So far this year, the ACT and Queanbeyan region have already seen more than 1,000 burglaries take place, so there’s never been a better time to protect your home and its contents. All it takes is a few simple measures that can make a drastic difference to your home’s security and stop opportunistic thieves in their tracks.
Here’s our seven-step guide to help keep your home safe and secure all year round.
With spring around the corner, your windows are finally going to get some use again so there’s now’s the time to make sure you have your window security sorted. Take the time to look at all windows closely, ensuring they are secure and sitting on their tracks, and that frames aren’t damaged. Check all fly screens for rust, tears or cracks and if they’re looking a bit worse for wear, replace them before the warmer weather arrives. Open windows, especially those visible from the street and passing foot traffic can make your home a target for burglars, so always close your windows when you leave the home and make sure they have fitted locks. Key-operated cylinder locks are a secure and reliable option, especially for windows on a ground floor.
Apart from windows, the most popular areas for burglars to gain access to your home is through your doors – front, rear, side, as well as the garage. It’s important that you frequently check your doors and their locks to ensure they are working, looking out for broken or loose parts and hinges, as they can easily become worn, rusty and rotten over time – especially when they’re exposed to the elements. Check that all of your external doors are sturdy and solid, and ideally, they should all have quality deadlocks installed. Even if your locks are in good working condition, burglars know ways to break into old models so compare your locks with modern options to make sure yours are up to scratch. A camera intercom next to your front door plus wide-angle peepholes in all external facing doors are other great ways to ramp up your home security measures.
If you’re serious about protecting your home when you’re not in it, you might want to consider installing an alarm system. If you’ve already got one, then it’s important that you use it. It’s well known that many people don’t set their alarm, thinking that having one is a deterrent alone, but thieves are well aware of this trend. Make a habit of setting your alarm when you leave the house, even if you’re just going to the shop, but especially when going on holiday. Regardless of how long your holiday is, let your security company know your departure and return dates. If you're leaving the state or the country, give your security company the contact details of a friend or relative in case they can’t contact you or if they need access to your home. Having an alarm can also help to reduce your home insurance premium.

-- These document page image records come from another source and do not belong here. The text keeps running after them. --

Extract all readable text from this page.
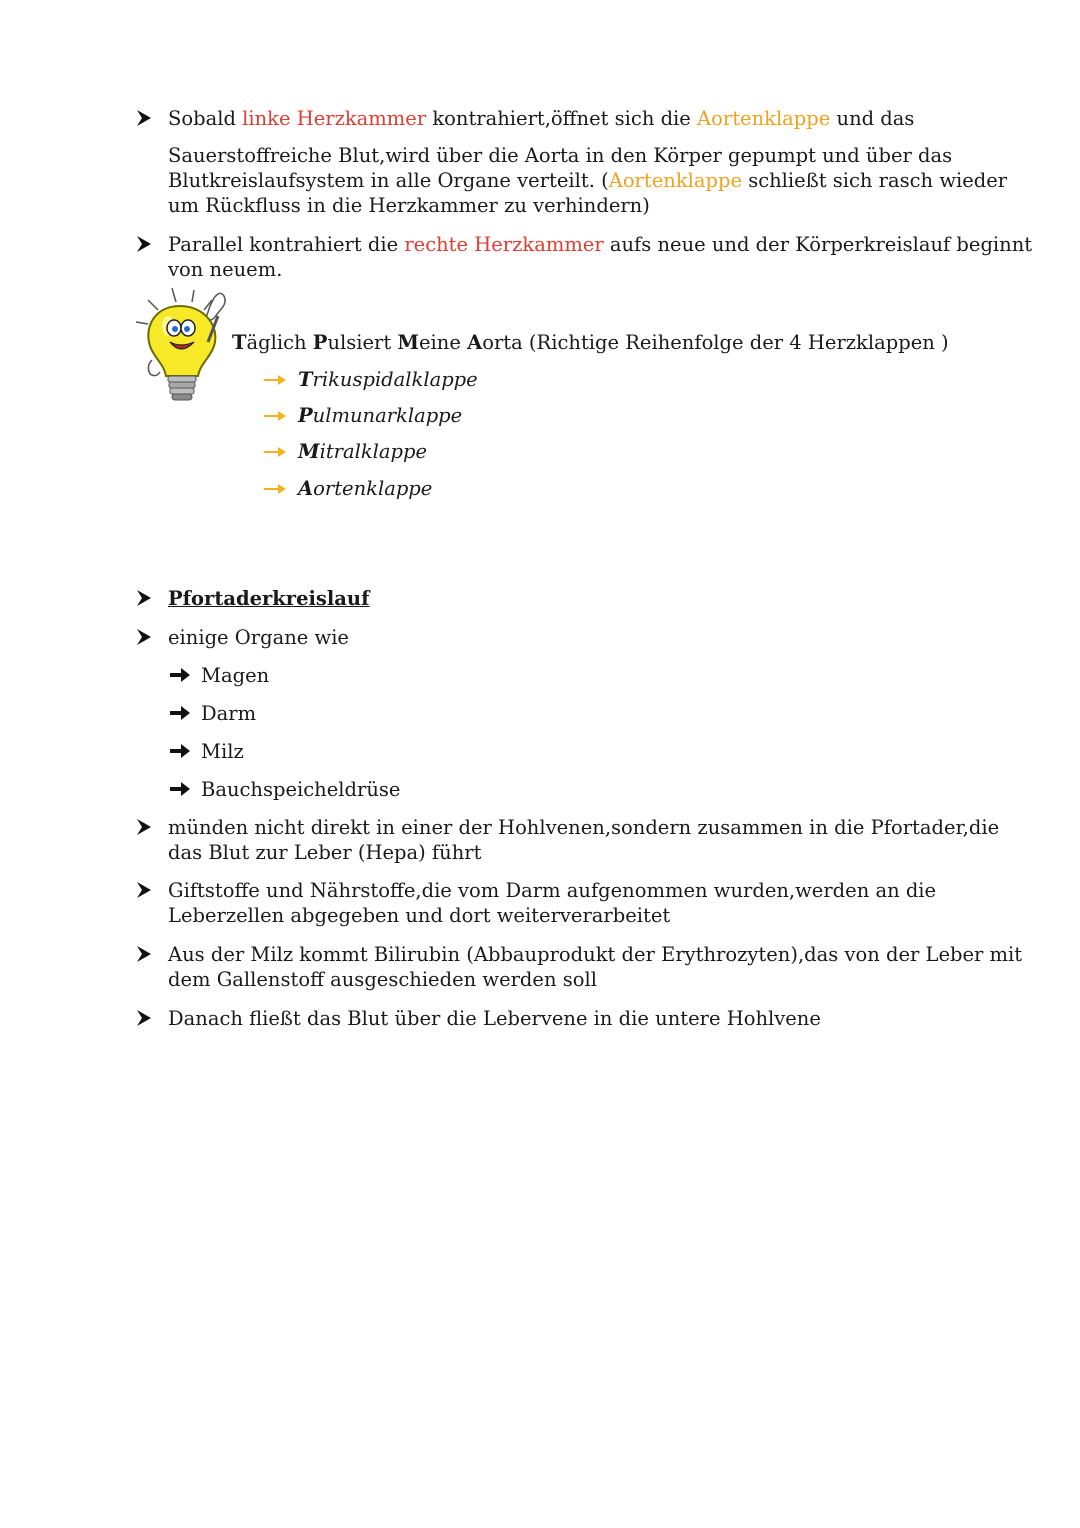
Sobald linke Herzkammer kontrahiert,öffnet sich die Aortenklappe und das
Sauerstoffreiche Blut,wird über die Aorta in den Körper gepumpt und über das
Blutkreislaufsystem in alle Organe verteilt. (Aortenklappe schließt sich rasch wieder
um Rückfluss in die Herzkammer zu verhindern)
Parallel kontrahiert die rechte Herzkammer aufs neue und der Körperkreislauf beginnt
von neuem.
Täglich Pulsiert Meine Aorta (Richtige Reihenfolge der 4 Herzklappen )
Trikuspidalklappe
Pulmunarklappe
Mitralklappe
Aortenklappe
Pfortaderkreislauf
einige Organe wie
Magen
Darm
Milz
Bauchspeicheldrüse
münden nicht direkt in einer der Hohlvenen,sondern zusammen in die Pfortader,die
das Blut zur Leber (Hepa) führt
Giftstoffe und Nährstoffe,die vom Darm aufgenommen wurden,werden an die
Leberzellen abgegeben und dort weiterverarbeitet
Aus der Milz kommt Bilirubin (Abbauprodukt der Erythrozyten),das von der Leber mit
dem Gallenstoff ausgeschieden werden soll
Danach fließt das Blut über die Lebervene in die untere Hohlvene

While burglaries can occur during the day, most thieves operate at night so motion sensor lighting can add another layer of security to your home, plus act as an effective deterrent. Motion sensor lights should be installed above external doors, near side gates and main thoroughfares where thieves are likely to approach. An alternative to motion sensor lighting can be to simply leave an outside light on when night falls, indicating to potential thieves that someone is home.
Whether you’re accessing your garden shed daily, weekly or monthly, it’s important that it is secured properly, especially if you use it to store valuable tools and household items. The garden shed is often an easy target for thieves so make security a priority before you possibly fall victim. Depending on your security needs, consider a heavy duty padlock, combination lock, sliding pad bolt, deadlock and even an alarm or security camera. Keeping your shed locked and secured also prevents thieves from using your own tools and ladders to gain entry into your home.

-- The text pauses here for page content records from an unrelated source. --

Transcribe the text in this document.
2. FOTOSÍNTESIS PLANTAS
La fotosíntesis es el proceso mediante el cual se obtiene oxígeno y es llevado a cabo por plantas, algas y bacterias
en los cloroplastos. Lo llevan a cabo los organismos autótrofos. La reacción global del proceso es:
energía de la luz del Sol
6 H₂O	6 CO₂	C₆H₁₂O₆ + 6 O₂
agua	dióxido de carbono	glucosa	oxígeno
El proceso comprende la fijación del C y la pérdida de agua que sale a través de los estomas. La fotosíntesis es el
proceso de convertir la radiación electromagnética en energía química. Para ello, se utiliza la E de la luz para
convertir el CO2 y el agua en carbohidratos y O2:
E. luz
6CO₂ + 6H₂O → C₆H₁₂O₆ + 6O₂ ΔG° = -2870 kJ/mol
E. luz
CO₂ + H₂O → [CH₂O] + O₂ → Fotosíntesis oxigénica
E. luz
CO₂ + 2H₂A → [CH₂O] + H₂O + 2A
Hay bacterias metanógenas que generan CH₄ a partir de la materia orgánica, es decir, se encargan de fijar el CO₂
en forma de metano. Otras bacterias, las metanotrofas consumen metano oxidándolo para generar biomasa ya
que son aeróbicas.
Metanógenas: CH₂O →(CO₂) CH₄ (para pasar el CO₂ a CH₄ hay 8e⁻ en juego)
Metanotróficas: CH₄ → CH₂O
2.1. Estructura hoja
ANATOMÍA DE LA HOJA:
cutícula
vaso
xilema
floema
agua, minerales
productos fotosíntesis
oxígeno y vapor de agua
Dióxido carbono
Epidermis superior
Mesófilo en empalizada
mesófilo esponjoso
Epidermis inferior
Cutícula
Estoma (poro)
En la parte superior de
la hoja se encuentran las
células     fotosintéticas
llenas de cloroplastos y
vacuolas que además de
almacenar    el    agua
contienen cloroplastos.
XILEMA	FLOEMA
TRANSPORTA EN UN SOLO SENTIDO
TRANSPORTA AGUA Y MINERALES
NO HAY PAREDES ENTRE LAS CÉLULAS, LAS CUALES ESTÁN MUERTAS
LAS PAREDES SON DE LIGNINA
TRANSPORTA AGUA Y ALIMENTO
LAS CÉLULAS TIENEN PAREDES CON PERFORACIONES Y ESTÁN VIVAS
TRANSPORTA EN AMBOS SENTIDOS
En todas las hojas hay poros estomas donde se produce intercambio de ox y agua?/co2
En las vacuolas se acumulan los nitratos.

Whether you’re going away for a night, a week or a month, it’s important to take your home security seriously, but it’s equally important to not make it obvious that you aren’t there. Empty homes are the biggest target for thieves. Some people like to leave a light on when they’re not at home, but this really is a personal preference. Plus, make note that thieves are often aware of the one-light trend. If you don’t feel comfortable leaving your home dark for the entirety of your trip, consider setting room lamps on a timer, or ask a friend or relative to come by and turn some lights on regularly. Before heading off on holidays, put your mail and newspaper delivery on hold and request that your local post office holds onto it until you return. If you have any other regular deliveries, especially food items, pause or redirect them, or ask a neighbour to pick them up for you. Also, remember that if you usually leave a spare key hidden under a pot plant, rock or mat, you should bring it inside before you go away. Ideally, you should never leave a spare key outside as thieves know all of the common hiding spots.
While it might seem unlikely that someone is going to break into your home through the cat or dog door, it’s actually more common than you think. Older style pet doors are usually a target for burglars, especially those that are bigger than the standard size – often used for larger dogs. Today, many manufacturers are creating pet doors with security in mind offering built-in features such as combination lock systems and locking covers. There are also electronic models on the market that connect to your pet’s microchip or collar and automatically open and close when they approach.